Let’s now define the predict() function.

# load the train model
with open('rf_model.pkl', 'rb') as rf:
    model = pickle.load(rf)


# load the StandardScaler
with open('scaler.pkl', 'rb') as stds:
    scaler = pickle.load(stds)


def predict(longitude, latitude, housing_median_age,
            total_rooms, total_bedrooms, population, 
            households, median_income, ocean_pro):
    
    # processing user input
    ocean = 0 if ocean_pro == '<1H OCEAN' else 1 if ocean_pro == 'INLAND' else 2 if ocean_pro == 'ISLAND' else 3 if ocean_pro == 'NEAR BAY' else 4
    med_income = median_income / 5
    lists = [longitude, latitude, housing_median_age, total_rooms,
             total_bedrooms, population, households, med_income, ocean]
    
    df = pd.DataFrame(lists).transpose()

    # scaling the data
    scaler.transform(df)

    # making predictions using the train model
    prediction = model.predict(df)

    result = int(prediction)
    return result

We started by loading the train model and StandardScaler we saved earlier.

In the predict() function, we use a ternary operator to turn user input into a number. More info about this operator in the referenced blog tutorial or this video:

Notice that we made sure it corresponds with the number assigned by LabelEncoder. If you are ever in doubt, use the .value_counts() method on the categorical column to confirm.

We divided the median_income by 5 since the corresponding column in our dataset is said to be in tens of thousands of Dollars. However, this may not be necessary given that StandardScaler finally scaled the data. We did it just to be on the safe side.

The double parentheses are our way of instructing Python to turn the given inputs into a DataFrame. We also made sure the order of the parameters in the predict() function corresponds accordingly.

If the function seems to predict the same amount despite changes to the input details, then you may check the correlation the target variable has over the features by typing data.corr().

If we were to apply Recursive Feature Elimination (RFE) to select the best features capable of predicting the target variable, it would select just 4: longitude, latitude, median_income, and ocean_proximity. Let me show you what I mean.

from sklearn.feature_selection import RFE
model = RandomForestRegressor()

rfe = RFE(model)
fit = rfe.fit(x,y)

print(fit.n_features_)
# 4

print(fit.support_)
# array([ True,  True, False, False, False, False, False,  True,  True])

print(fit.ranking_)
# array([1, 1, 2, 6, 3, 5, 4, 1, 1])

Only 4 features are capable of predicting the target variable. If you kept getting the same amount, that may be the reason.

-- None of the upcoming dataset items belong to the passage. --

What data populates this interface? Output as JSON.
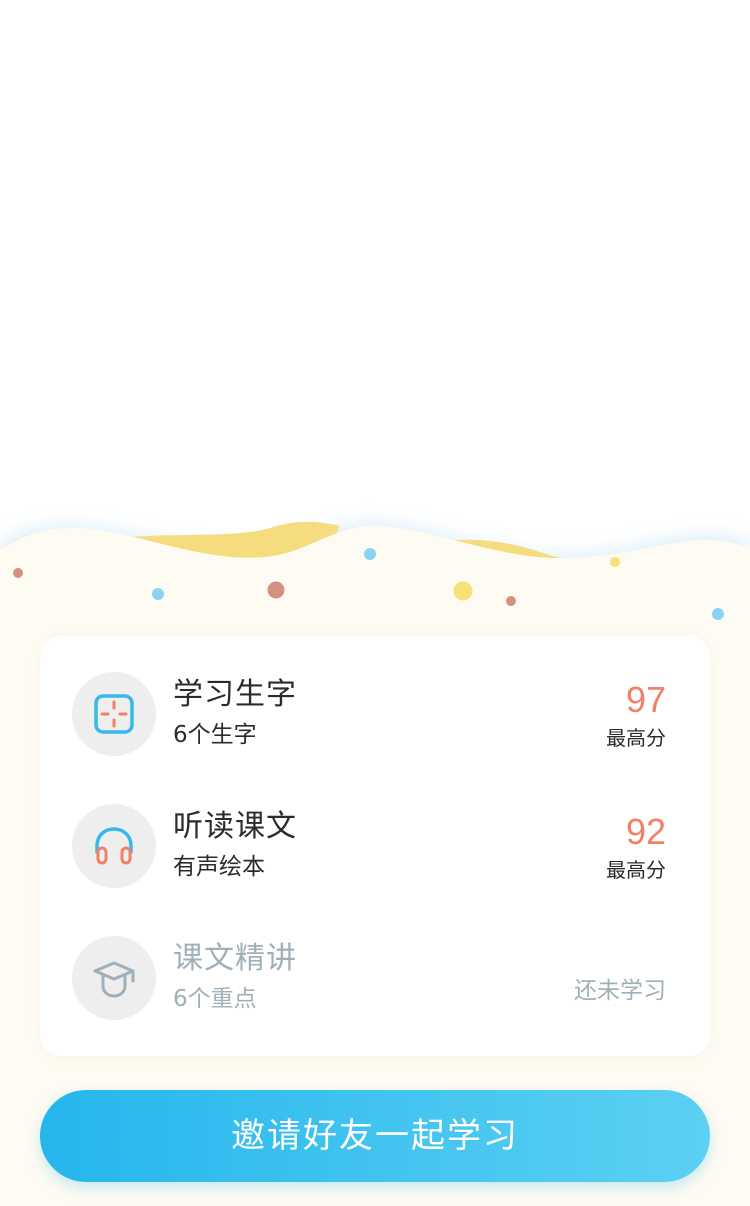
{
  "colors": {
    "background_cream": "#fefbf2",
    "wave_yellow": "#f5dc7e",
    "score_accent": "#f47f67",
    "button_start": "#25b6ec",
    "button_end": "#5dd0f3",
    "disabled_text": "#9fb0ba"
  },
  "tasks": [
    {
      "icon": "character-box-icon",
      "title": "学习生字",
      "subtitle": "6个生字",
      "score": "97",
      "score_label": "最高分"
    },
    {
      "icon": "headphones-icon",
      "title": "听读课文",
      "subtitle": "有声绘本",
      "score": "92",
      "score_label": "最高分"
    },
    {
      "icon": "graduation-cap-icon",
      "title": "课文精讲",
      "subtitle": "6个重点",
      "status": "还未学习"
    }
  ],
  "invite_button": {
    "label": "邀请好友一起学习"
  }
}
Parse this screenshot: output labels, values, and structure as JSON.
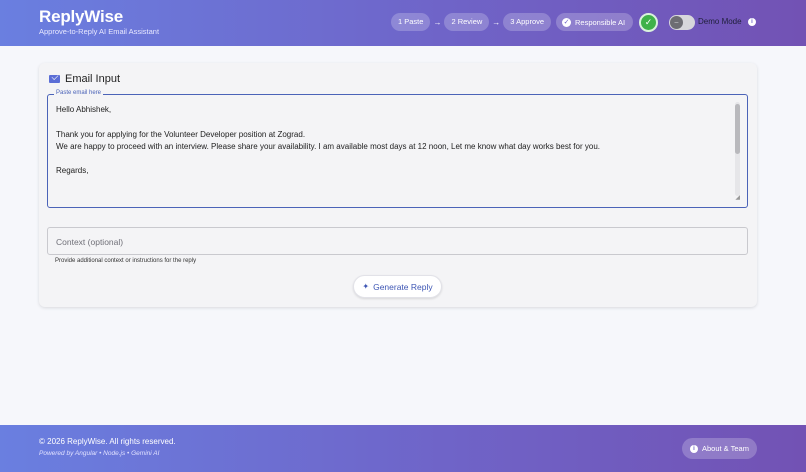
{
  "header": {
    "title": "ReplyWise",
    "subtitle": "Approve-to-Reply AI Email Assistant",
    "steps": [
      "1 Paste",
      "2 Review",
      "3 Approve"
    ],
    "step_arrow": "→",
    "responsible_ai_label": "Responsible AI",
    "demo_mode_label": "Demo Mode",
    "demo_mode_on": false,
    "status_icon": "check-circle-icon",
    "info_icon": "i"
  },
  "card": {
    "title": "Email Input",
    "title_icon": "mail-icon",
    "email_field": {
      "label": "Paste email here",
      "lines": [
        "Hello Abhishek,",
        "",
        "Thank you for applying for the Volunteer Developer position at Zograd.",
        "We are happy to proceed with an interview. Please share your availability. I am available most days at 12 noon, Let me know what day works best for you.",
        "",
        "Regards,"
      ]
    },
    "context_field": {
      "placeholder": "Context (optional)",
      "hint": "Provide additional context or instructions for the reply"
    },
    "generate_button_label": "Generate Reply",
    "generate_icon": "sparkle-icon"
  },
  "footer": {
    "copyright": "© 2026 ReplyWise. All rights reserved.",
    "powered_by": "Powered by Angular • Node.js • Gemini AI",
    "about_label": "About & Team"
  },
  "colors": {
    "header_gradient_start": "#6a7fe0",
    "header_gradient_end": "#7252b4",
    "accent": "#4b63b8",
    "status_green": "#3fb24a"
  }
}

The purpose of this tutorial is purely educational, to demonstrate how to use Python to solve machine learning problems. I tried to keep things simple by not going through data visualization and feature engineering. Since the data is old, it should not be relied on when making important decisions.

We finally came to the end of the tutorial. Be sure to check my GitHub page to see the full project code.

To deploy on Streamlit Cloud, I assume you have already created a repository and added the required files. Then, you create an account on Streamlit Cloud, and input your repository URL. Streamlit will do the rest.

I have already deployed mine on Streamlit Cloud. Alright, enjoy your day.